Is the Mersenne Twister cryptographically secure? No, the Mersenne Twister is absolutely not cryptographically secure. Despite its massive period and excellent statistical distribution, its internal mathematical transformations are linear and easily reversible. If an attacker observes exactly 624 consecutive outputs from a standard MT19937 generator, they have enough information to completely reconstruct the algorithm's internal state array. From that moment on, they can perfectly predict every subsequent number the generator will produce. It should never be used for passwords, tokens, or encryption.

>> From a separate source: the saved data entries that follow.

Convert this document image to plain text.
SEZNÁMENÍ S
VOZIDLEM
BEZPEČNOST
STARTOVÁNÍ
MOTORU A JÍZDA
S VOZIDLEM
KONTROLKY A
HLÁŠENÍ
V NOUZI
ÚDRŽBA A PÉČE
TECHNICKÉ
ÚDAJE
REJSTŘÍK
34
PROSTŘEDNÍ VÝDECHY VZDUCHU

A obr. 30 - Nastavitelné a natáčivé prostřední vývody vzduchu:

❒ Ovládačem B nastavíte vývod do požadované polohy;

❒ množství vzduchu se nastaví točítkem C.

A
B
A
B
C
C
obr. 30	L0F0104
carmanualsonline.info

How do hardware random number generators work? Hardware True Random Number Generators (TRNGs) work by measuring microscopic physical phenomena that are inherently unpredictable according to the laws of physics. A common method involves measuring thermal noise: the random microscopic vibrations of electrons inside a semiconductor resistor caused by heat. An analog-to-digital converter measures the tiny voltage fluctuations caused by these vibrating electrons and translates those fluctuations into digital ones and zeros. Because the movement of the electrons is governed by quantum mechanics, the resulting numbers are fundamentally impossible to predict.

What is modulo bias? Modulo bias is a statistical flaw introduced when a programmer uses the modulo operator (%) to force a large random integer into a smaller range, and the maximum value of the random integer is not evenly divisible by the desired range. This results in the lower numbers in the target range appearing slightly more frequently than the higher numbers. While the bias might be mathematically tiny (e.g., a fraction of a percent), in high-volume applications like online poker or cryptography, this slight statistical edge can be exploited by attackers to break the system or gain an unfair advantage. It is mitigated by using rejection sampling.